In Atakpamé besuchen wir unser Patenkind Julie. Sie ist Halbwaise und leidet an Sichelzellenanämie, einer Blutkrankheit, die in Westafrika ziemlich verbreitet ist. Hin- und wieder hat sie eine Krise und muss im Krankenhaus behandelt werden. Sie ist erst am Montag aus dem Krankenhaus gekommen und hat immer noch Fieberschübe. Juli geht in die 12. Klasse und macht nächstes Jahr ihr Vorabitur. Sie hat nicht alle Schulbücher – ein Physikbuch und ein Englischbuch muß sie noch kaufen. Am Gymnasium kann sie zwischen zwei Sprachen wählen – Deutsch und Spanisch. Sie hat sich für Deutsch entschieden. Von ihrer Patin in Deutschland bekommt sie einen Brief und ein Päckchen. Von Togo-Hilfe gibt es ein Buch und ein Schulheft. Wir sprechen über die Schule und das familiäre Umfeld und werden mit Obst und gerösteten Erdnüssen bewirtet.
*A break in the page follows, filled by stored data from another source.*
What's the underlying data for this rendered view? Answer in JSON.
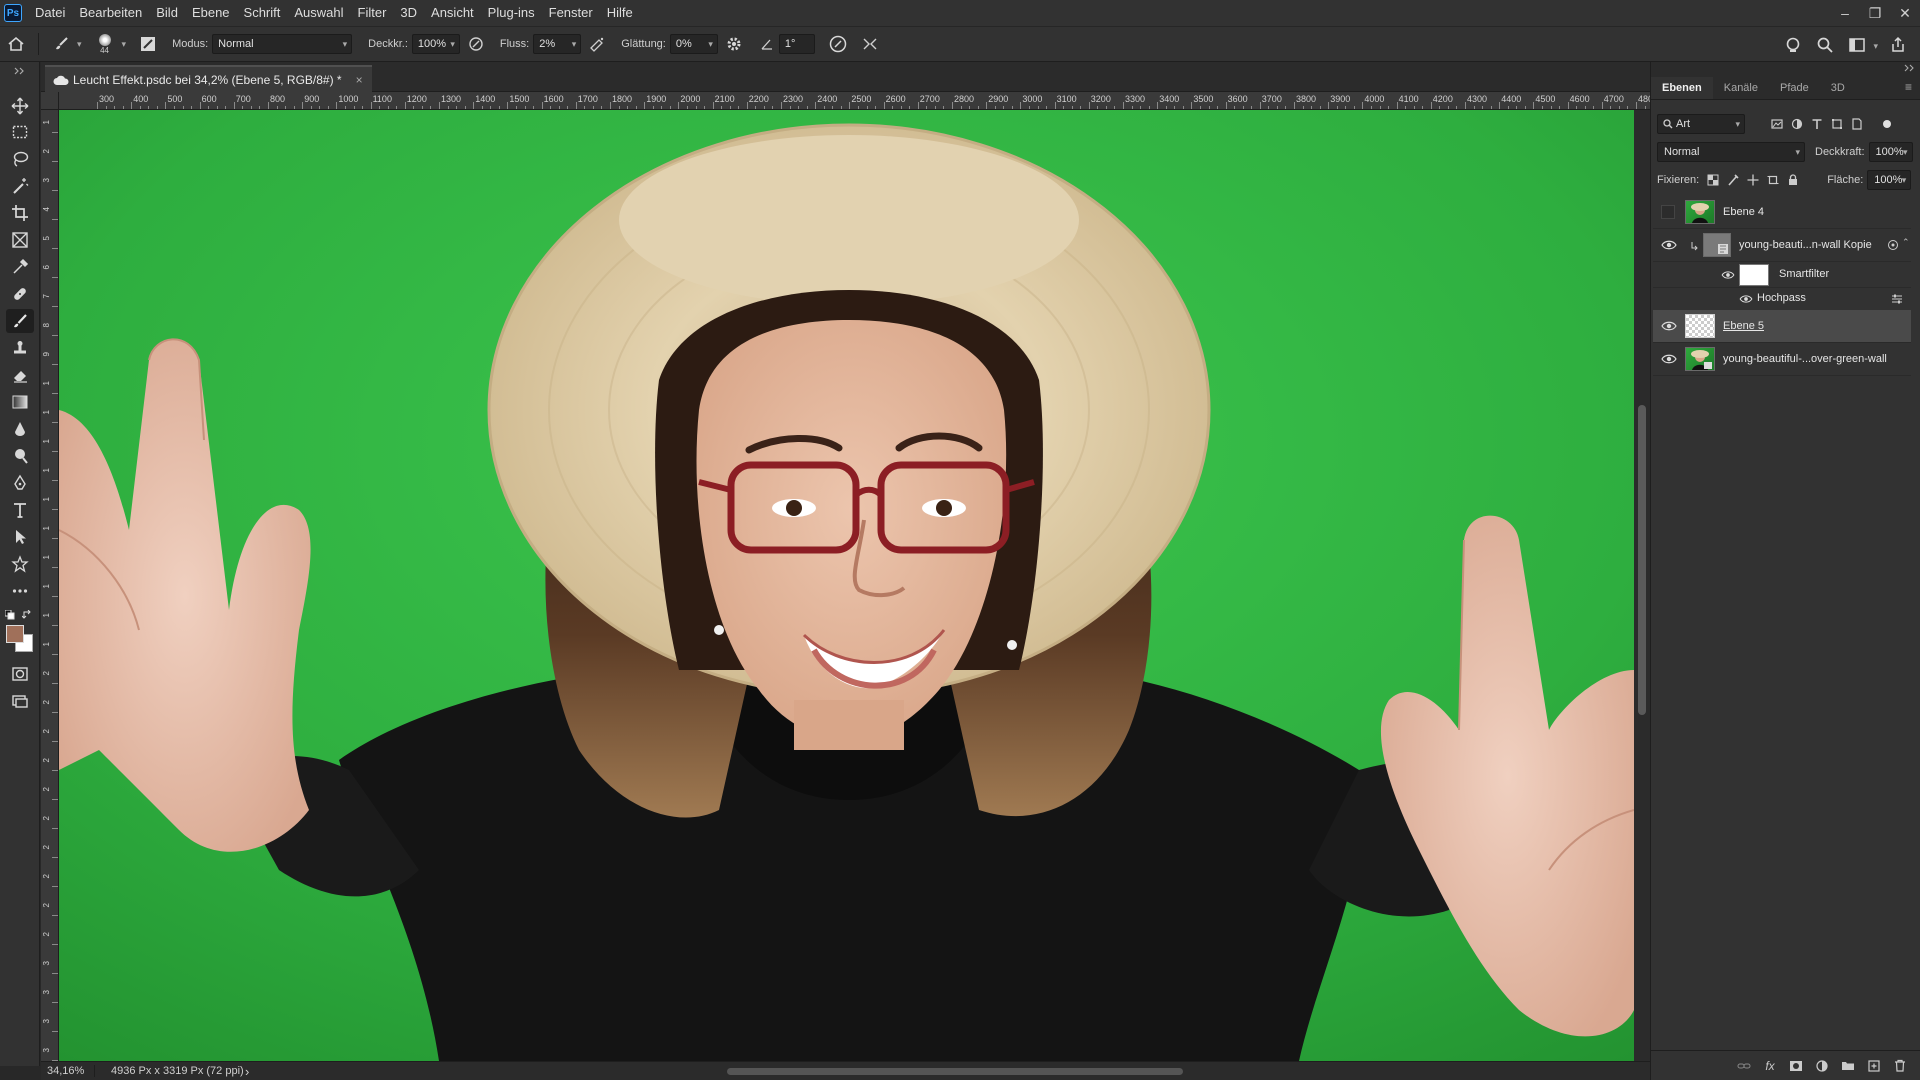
{
  "app": {
    "logo": "Ps"
  },
  "menu": [
    "Datei",
    "Bearbeiten",
    "Bild",
    "Ebene",
    "Schrift",
    "Auswahl",
    "Filter",
    "3D",
    "Ansicht",
    "Plug-ins",
    "Fenster",
    "Hilfe"
  ],
  "window_controls": {
    "minimize": "–",
    "restore": "❐",
    "close": "✕"
  },
  "options": {
    "brush_size": "44",
    "mode_label": "Modus:",
    "mode_value": "Normal",
    "opacity_label": "Deckkr.:",
    "opacity_value": "100%",
    "flow_label": "Fluss:",
    "flow_value": "2%",
    "smoothing_label": "Glättung:",
    "smoothing_value": "0%",
    "angle_value": "1°"
  },
  "document": {
    "tab_title": "Leucht Effekt.psdc bei 34,2% (Ebene 5, RGB/8#) *",
    "tab_close": "×",
    "ruler_h": [
      "300",
      "400",
      "500",
      "600",
      "700",
      "800",
      "900",
      "1000",
      "1100",
      "1200",
      "1300",
      "1400",
      "1500",
      "1600",
      "1700",
      "1800",
      "1900",
      "2000",
      "2100",
      "2200",
      "2300",
      "2400",
      "2500",
      "2600",
      "2700",
      "2800",
      "2900",
      "3000",
      "3100",
      "3200",
      "3300",
      "3400",
      "3500",
      "3600",
      "3700",
      "3800",
      "3900",
      "4000",
      "4100",
      "4200",
      "4300",
      "4400",
      "4500",
      "4600",
      "4700",
      "480"
    ],
    "ruler_v": [
      "1",
      "2",
      "3",
      "4",
      "5",
      "6",
      "7",
      "8",
      "9",
      "1",
      "1",
      "1",
      "1",
      "1",
      "1",
      "1",
      "1",
      "1",
      "1",
      "2",
      "2",
      "2",
      "2",
      "2",
      "2",
      "2",
      "2",
      "2",
      "2",
      "3",
      "3",
      "3",
      "3"
    ]
  },
  "status": {
    "zoom": "34,16%",
    "doc_info": "4936 Px x 3319 Px (72 ppi)",
    "arrow": "›"
  },
  "panel": {
    "tabs": [
      "Ebenen",
      "Kanäle",
      "Pfade",
      "3D"
    ],
    "active_tab": 0,
    "filter_kind": "Art",
    "blend_mode": "Normal",
    "opacity_label": "Deckkraft:",
    "opacity_value": "100%",
    "lock_label": "Fixieren:",
    "fill_label": "Fläche:",
    "fill_value": "100%",
    "layers": [
      {
        "name": "Ebene 4",
        "visible": false
      },
      {
        "name": "young-beauti...n-wall Kopie",
        "visible": true
      },
      {
        "name": "Smartfilter",
        "visible": true
      },
      {
        "name": "Hochpass",
        "visible": true
      },
      {
        "name": "Ebene 5",
        "visible": true,
        "selected": true
      },
      {
        "name": "young-beautiful-...over-green-wall",
        "visible": true
      }
    ]
  },
  "colors": {
    "foreground": "#a0705a",
    "background": "#ffffff",
    "canvas_green": "#2fa83d",
    "accent": "#3ea6ff"
  }
}
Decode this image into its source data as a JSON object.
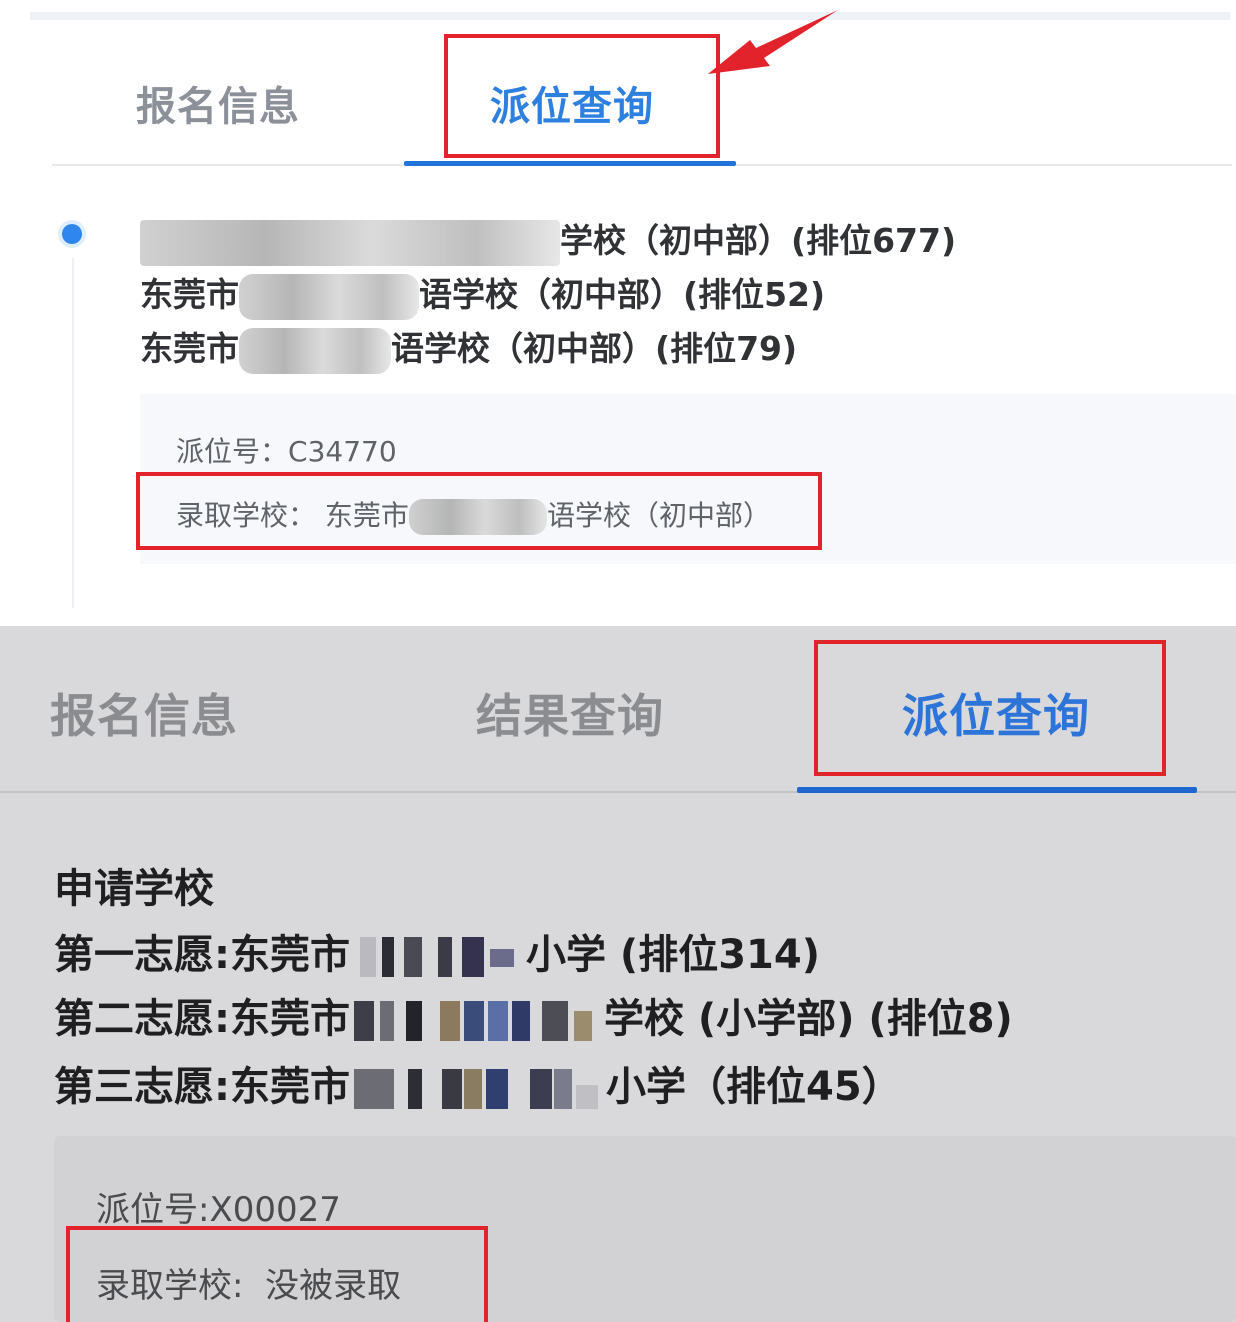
{
  "top_panel": {
    "tabs": [
      {
        "label": "报名信息",
        "active": false
      },
      {
        "label": "派位查询",
        "active": true
      }
    ],
    "choices": [
      {
        "prefix": "",
        "suffix": "学校（初中部）(排位677)"
      },
      {
        "prefix": "东莞市",
        "suffix": "语学校（初中部）(排位52)"
      },
      {
        "prefix": "东莞市",
        "suffix": "语学校（初中部）(排位79)"
      }
    ],
    "result": {
      "number_label": "派位号：",
      "number_value": "C34770",
      "school_label": "录取学校：",
      "school_prefix": "东莞市",
      "school_suffix": "语学校（初中部）"
    }
  },
  "bottom_panel": {
    "tabs": [
      {
        "label": "报名信息",
        "active": false
      },
      {
        "label": "结果查询",
        "active": false
      },
      {
        "label": "派位查询",
        "active": true
      }
    ],
    "section_title": "申请学校",
    "choices": [
      {
        "prefix": "第一志愿:东莞市",
        "suffix": "小学 (排位314)"
      },
      {
        "prefix": "第二志愿:东莞市",
        "suffix": "学校 (小学部) (排位8)"
      },
      {
        "prefix": "第三志愿:东莞市",
        "suffix": "小学（排位45）"
      }
    ],
    "result": {
      "number_label": "派位号:",
      "number_value": "X00027",
      "school_label": "录取学校:",
      "school_value": "没被录取"
    }
  },
  "colors": {
    "accent_blue": "#2d7fe0",
    "highlight_red": "#e3232c"
  }
}
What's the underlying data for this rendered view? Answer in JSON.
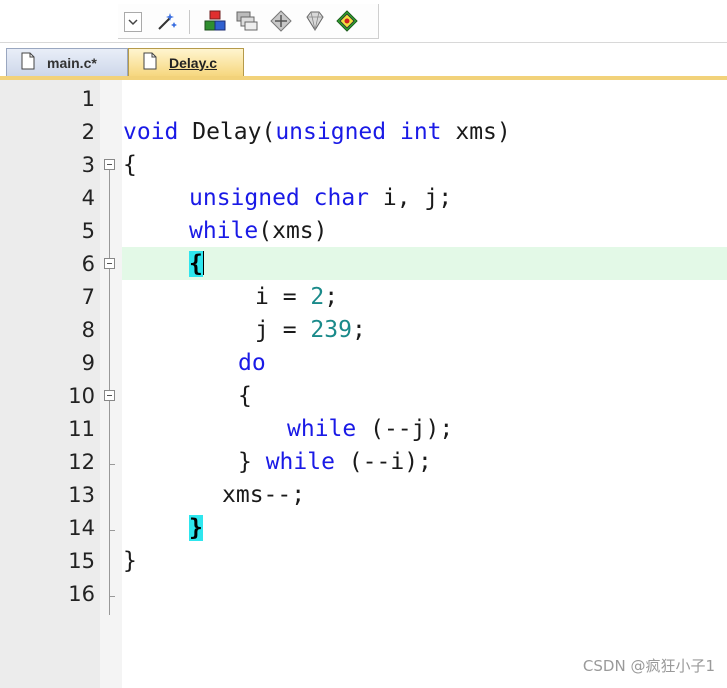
{
  "tabs": [
    {
      "label": "main.c*",
      "active": false
    },
    {
      "label": "Delay.c",
      "active": true
    }
  ],
  "toolbar": {
    "icons": [
      "dropdown-arrow-icon",
      "wand-icon",
      "build-blocks-icon",
      "windows-stack-icon",
      "diamond-arrows-icon",
      "gem-icon",
      "chip-grid-icon"
    ]
  },
  "editor": {
    "current_line": 6,
    "lines": [
      {
        "n": "1",
        "text": ""
      },
      {
        "n": "2",
        "text": "void Delay(unsigned int xms)"
      },
      {
        "n": "3",
        "text": "{"
      },
      {
        "n": "4",
        "text": "    unsigned char i, j;"
      },
      {
        "n": "5",
        "text": "    while(xms)"
      },
      {
        "n": "6",
        "text": "    {"
      },
      {
        "n": "7",
        "text": "        i = 2;"
      },
      {
        "n": "8",
        "text": "        j = 239;"
      },
      {
        "n": "9",
        "text": "       do"
      },
      {
        "n": "10",
        "text": "       {"
      },
      {
        "n": "11",
        "text": "          while (--j);"
      },
      {
        "n": "12",
        "text": "       } while (--i);"
      },
      {
        "n": "13",
        "text": "      xms--;"
      },
      {
        "n": "14",
        "text": "    }"
      },
      {
        "n": "15",
        "text": "}"
      },
      {
        "n": "16",
        "text": ""
      }
    ]
  },
  "watermark": "CSDN @疯狂小子1",
  "colors": {
    "keyword": "#1a1ae6",
    "number": "#1a8a8a",
    "current_line": "#e3f9e7",
    "brace_highlight": "#2ee6ee",
    "active_tab": "#f6d77f"
  }
}
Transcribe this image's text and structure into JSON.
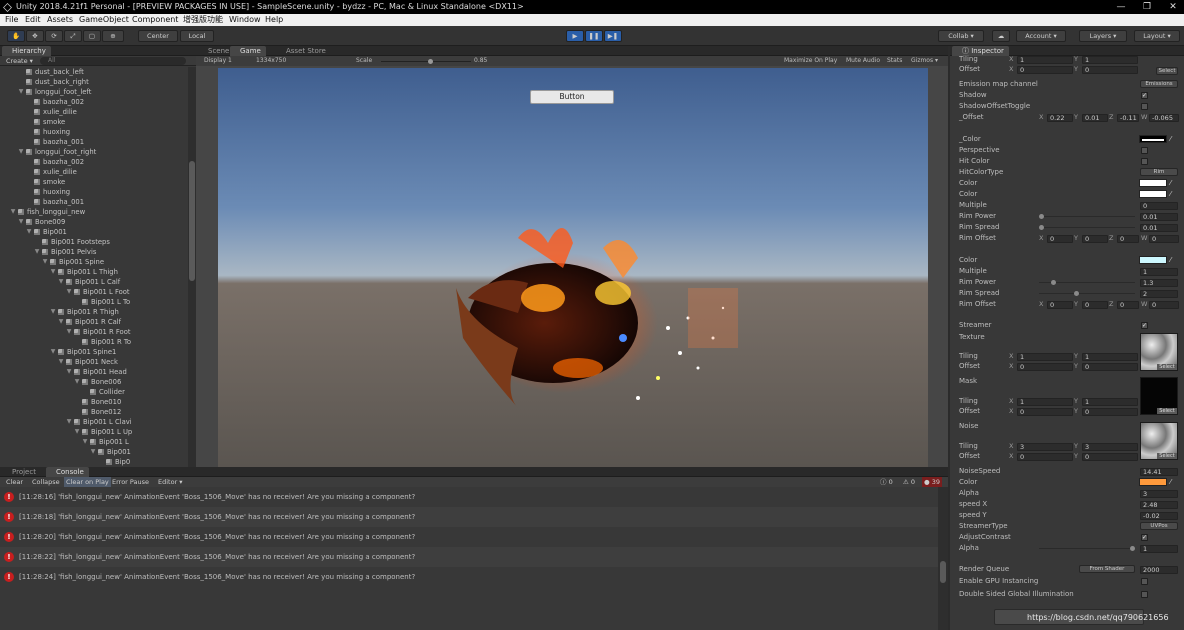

Danach fahren wir weiter nach Sokodé. Im AGERTO Ausbildungszentrum in Kemeni machen wir einen kurzen Besuch und besprechen mit dem Koordinator das notwendigste über den Lehrbetrieb. Der Nähmaschinen-Techniker von AGERTO Kpalimé muß dringend nach Kemeni geschickt werden, um einige Reparaturen durchzuführen. Die Lehrlinge arbeiten an einigen Auftragsarbeiten in der Schneiderwerkstatt.
Am Abend essen wir gemeinsam im Hotel Central in Sokodé. Im Hotel Central muß man viel Zeit mitbringen, wenn man zu Abend essen möchte. Es sind viele Servicekräfte da, aber die Bedienung der
Gäste scheint nicht wirklich ihre Aufgabe zu sein. Die Addition der verschiedenen Rechnungsbelege muss der Gast heute Abend selbst durchführen.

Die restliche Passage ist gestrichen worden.